Although RU58841 has been shown to effect hair growth in androgenetic alopecia, the evidence for this is outdated and extremely sparse. Indeed, most of the studies in the late 90s concerning RU were animal-studies. There has not been a single Phase II or III clinical study on its safety and long-term effects. Its long term safety was not established like finasteride. People who used the product have reported similar but even more lingering side effects than finasteride. Thus it is not recommend to use RU-58841 as a safe aternative to finasteride. If one hesitates to use finasteride, topical spironolactone or ketoconazole shampoo is probably a better option.
1. Battmann, T., et al., RU 58841, a new specific topical antiandrogen: a candidate of choice for the treatment of acne, androgenetic alopecia and hirsutism. J Steroid Biochem Mol Biol, 1994. 48(1): p. 55-60.
2. Pan, H.J., et al., Evaluation of RU58841 as an anti-androgen in prostate PC3 cells and a topical anti-alopecia agent in the bald scalp of stumptailed macaques. Endocrine, 1998. 9(1): p. 39-43.

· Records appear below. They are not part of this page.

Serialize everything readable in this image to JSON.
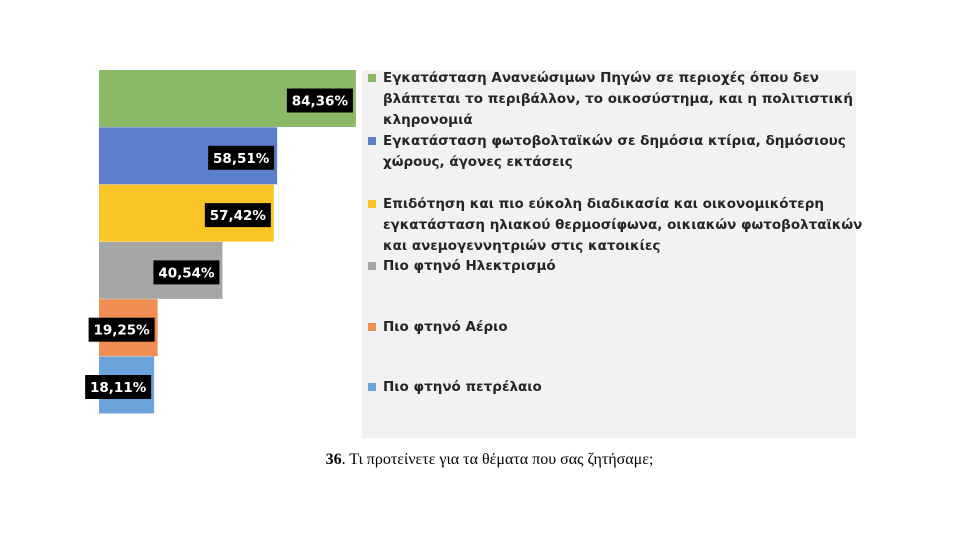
{
  "chart_data": {
    "type": "bar",
    "orientation": "horizontal",
    "xlim": [
      0,
      100
    ],
    "legend_position": "right",
    "grid": false,
    "categories": [
      "Εγκατάσταση  Ανανεώσιμων Πηγών σε περιοχές όπου δεν βλάπτεται το περιβάλλον, το οικοσύστημα, και η πολιτιστική κληρονομιά",
      "Εγκατάσταση  φωτοβολταϊκών σε δημόσια κτίρια, δημόσιους χώρους, άγονες εκτάσεις",
      "Επιδότηση και πιο εύκολη διαδικασία και οικονομικότερη εγκατάσταση ηλιακού θερμοσίφωνα, οικιακών φωτοβολταϊκών και ανεμογεννητριών στις κατοικίες",
      "Πιο φτηνό Ηλεκτρισμό",
      "Πιο φτηνό Αέριο",
      "Πιο φτηνό πετρέλαιο"
    ],
    "values": [
      84.36,
      58.51,
      57.42,
      40.54,
      19.25,
      18.11
    ],
    "value_labels": [
      "84,36%",
      "58,51%",
      "57,42%",
      "40,54%",
      "19,25%",
      "18,11%"
    ],
    "colors": [
      "#8bb965",
      "#5b7fcb",
      "#fcc527",
      "#a6a6a6",
      "#ef8d53",
      "#6da3dc"
    ],
    "legend_lines": [
      [
        "Εγκατάσταση  Ανανεώσιμων Πηγών σε περιοχές όπου δεν",
        "βλάπτεται το περιβάλλον, το οικοσύστημα, και η πολιτιστική",
        "κληρονομιά"
      ],
      [
        "Εγκατάσταση  φωτοβολταϊκών σε δημόσια κτίρια, δημόσιους",
        "χώρους, άγονες εκτάσεις"
      ],
      [
        "Επιδότηση και πιο εύκολη διαδικασία και οικονομικότερη",
        "εγκατάσταση ηλιακού θερμοσίφωνα, οικιακών φωτοβολταϊκών",
        "και ανεμογεννητριών στις κατοικίες"
      ],
      [
        "Πιο φτηνό Ηλεκτρισμό"
      ],
      [
        "Πιο φτηνό Αέριο"
      ],
      [
        "Πιο φτηνό πετρέλαιο"
      ]
    ]
  },
  "caption": {
    "number": "36",
    "text": ". Τι προτείνετε για τα θέματα που σας ζητήσαμε;"
  }
}
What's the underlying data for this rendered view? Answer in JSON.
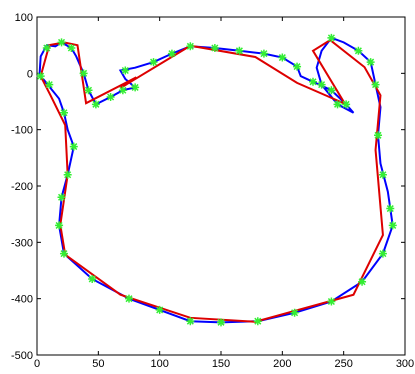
{
  "chart_data": {
    "type": "line",
    "xlim": [
      0,
      300
    ],
    "ylim": [
      -500,
      100
    ],
    "xticks": [
      0,
      50,
      100,
      150,
      200,
      250,
      300
    ],
    "yticks": [
      100,
      0,
      -100,
      -200,
      -300,
      -400,
      -500
    ],
    "series": [
      {
        "color": "#0000ff",
        "mode": "line",
        "x": [
          2,
          3,
          8,
          15,
          20,
          28,
          32,
          38,
          42,
          48,
          60,
          70,
          80,
          72,
          68,
          80,
          95,
          110,
          125,
          145,
          165,
          185,
          200,
          212,
          215,
          225,
          240,
          252,
          258,
          245,
          232,
          228,
          232,
          240,
          250,
          262,
          272,
          276,
          280,
          278,
          280,
          286,
          290,
          282,
          265,
          240,
          210,
          180,
          150,
          125,
          100,
          75,
          45,
          22,
          18,
          20,
          25,
          30,
          25,
          22,
          18,
          5,
          2
        ],
        "values": [
          -5,
          30,
          50,
          48,
          55,
          45,
          30,
          0,
          -30,
          -55,
          -42,
          -30,
          -25,
          -10,
          5,
          10,
          20,
          35,
          48,
          45,
          40,
          35,
          28,
          12,
          -5,
          -15,
          -30,
          -55,
          -70,
          -55,
          -20,
          10,
          40,
          63,
          55,
          40,
          20,
          -20,
          -60,
          -110,
          -160,
          -210,
          -270,
          -320,
          -370,
          -405,
          -425,
          -440,
          -442,
          -440,
          -420,
          -400,
          -365,
          -320,
          -270,
          -220,
          -180,
          -130,
          -100,
          -70,
          -45,
          -10,
          -5
        ]
      },
      {
        "color": "#dd0000",
        "mode": "line",
        "x": [
          3,
          10,
          22,
          33,
          40,
          81,
          68,
          125,
          178,
          212,
          251,
          225,
          239,
          267,
          280,
          276,
          282,
          258,
          178,
          125,
          68,
          23,
          19,
          25,
          23,
          11,
          3
        ],
        "values": [
          -5,
          50,
          55,
          50,
          -53,
          -7,
          -26,
          49,
          29,
          -17,
          -54,
          40,
          59,
          11,
          -39,
          -136,
          -287,
          -393,
          -441,
          -434,
          -393,
          -322,
          -269,
          -180,
          -92,
          -39,
          -5
        ]
      },
      {
        "color": "#33ee33",
        "mode": "markers",
        "x": [
          3,
          8,
          20,
          28,
          38,
          42,
          48,
          60,
          70,
          80,
          72,
          95,
          110,
          125,
          145,
          165,
          185,
          200,
          212,
          225,
          240,
          252,
          245,
          232,
          240,
          262,
          272,
          276,
          278,
          282,
          288,
          290,
          282,
          265,
          240,
          210,
          180,
          150,
          125,
          100,
          75,
          45,
          22,
          18,
          20,
          25,
          30,
          22,
          10
        ],
        "values": [
          -5,
          45,
          55,
          45,
          0,
          -30,
          -55,
          -42,
          -30,
          -25,
          5,
          20,
          35,
          48,
          45,
          40,
          35,
          28,
          12,
          -15,
          -30,
          -55,
          -55,
          -20,
          63,
          40,
          20,
          -20,
          -110,
          -180,
          -240,
          -270,
          -320,
          -370,
          -405,
          -425,
          -440,
          -442,
          -440,
          -420,
          -400,
          -365,
          -320,
          -270,
          -220,
          -180,
          -130,
          -70,
          -20
        ]
      }
    ]
  }
}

3. Obana, N., C. Chang, and H. Uno, Inhibition of Hair Growth by Testosterone in the Presence of Dermal Papilla Cells from the Frontal Bald Scalp of the Postpubertal Stumptailed Macaque1. Endocrinology, 1997. 138(1): p. 356-361.
4. De Brouwer, B., et al., A controlled study of the effects of RU58841, a non-steroidal antiandrogen, on human hair production by balding scalp grafts maintained on testosterone-conditioned nude mice. Br J Dermatol, 1997. 137(5): p. 699-702.
5. Munster, U., et al., RU 58841-myristate--prodrug development for topical treatment of acne and androgenetic alopecia. Pharmazie, 2005. 60(1): p. 8-12.
6. Draelos, Z.D., et al., A pilot study evaluating the efficacy of topically applied niacin derivatives for treatment of female pattern alopecia. J Cosmet Dermatol, 2005. 4(4): p. 258-61.
7. Mysore, V. and B.M. Shashikumar, Guidelines on the use of finasteride in androgenetic alopecia. Indian J Dermatol Venereol Leprol, 2016. 82(2): p. 128-34.
8. Blume-Peytavi, U., et al., Efficacy and safety of a new 5% minoxidil formulation in male androgenetic alopecia: A randomized, placebo-controlled, double-blind, noninferiority study. J Cosmet Dermatol, 2019. 18(1): p. 215-220.